The digital audio platform wars have already begun with streaming services like Spotify, Pandora, SoundCloud, Apple’s iTunes and Podcasts, and Google Play Music all vying to become the de-facto distribution platform for music, podcasts and digital radio.

“Automotive is our fastest-growing listening category,” says Geoff Snyder, Pandora’s VP of Business Development.

However, as with text and video content, these platforms will need publishers to create great audio content that are unique to their brand.

There are already signs of investment in audio content creation by traditional publishers such as The New York Times and Washington Post that have each created 40+ episode series exclusively for podcasts.

At the very least, all publishers should seriously consider creating and promoting content across text, video, and audio. Vox does this really well with its Re/Code podcast interviews that they use as source material for articles and cross-promote within articles (see example here).

Although publishers may be hesitant to invest in digital audio given it accounted for just 4.7% of total US digital ad dollars spent in 2015, 80% of music industry professionals expect ad spend to increase over the coming years.

There also remains the potential of connected home devices like the Amazon Echo to play your favorite podcast or update you on news and sports scores while at home. While the future of audio is not crystal clear, it makes a lot of sense for publishers to start experimenting today instead of playing catch up tomorrow.

Apple CarPlay Maps

Apple’s CarPlay takes the things you want to do with your iPhone while driving and puts them right on your car’s built-in display.


Publishers As Software Providers

News publishers still predominantly rely on advertising and subscription revenue to make money. However, both revenue streams have become harder to rely on due to increased competition by media startups, lower ad rates on mobile, increased usage of ad blockers and the general trend that most millennials do not want to pay for news.

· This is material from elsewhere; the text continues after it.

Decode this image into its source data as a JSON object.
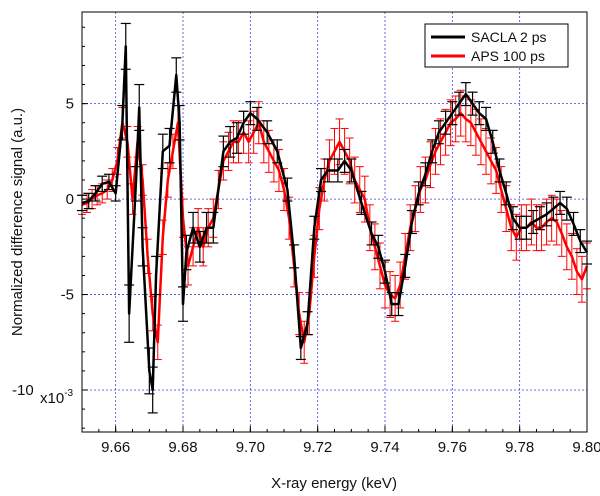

As a result, publishers have been forced to rethink their value proposition in order to tap into alternative revenue streams. In a recent survey of over 400 publishers, 60% believe that monetization will be their biggest challenge.

It’s no surprise then that we have seen publishers try a variety of different tactics.

We have seen publishers become creative agencies — such as Vice’s Virtue or HuffPost’s Partner Studio — where they help advertisers connect with audiences in a more authentic and natural way often through the lens of creating branded content.

We have seen publishers become research institutes — such as BI Intelligence and the Economist’s Intelligence Unit — that provide data and analysis for a healthy subscription fee.

We have seen publishers become event organizers — such as Forbes’ Summit Conferences and Re/Code’s Code Conference — where they leverage their brand and bring people together around topics specific to an industry or C-level executive.

But why haven’t we seen publishers become software providers?

Leading digital publishers have technology at their core and have developed in-house software to help them manage, create and optimize content creation.

Hearst developed its proprietary CMS platform, Media OS, to streamline its magazine operations, break down silos between departments, and focus on data insights to drive its content creation approach. The platform allowed Hearst Magazines to move from eighty templates to three, repurpose 20% of its content across its properties, and motivate its editors to deliver great content.

BuzzFeed’s data science team has built proprietary technology that powers the social distribution of content, detects what is trending on the web, and connects people and brands with the most viral content of the moment. Software has been a core driver to BuzzFeed’s success and a key reason why prominent venture capitalist firm Andreesen Horowitz invested $50M in the company.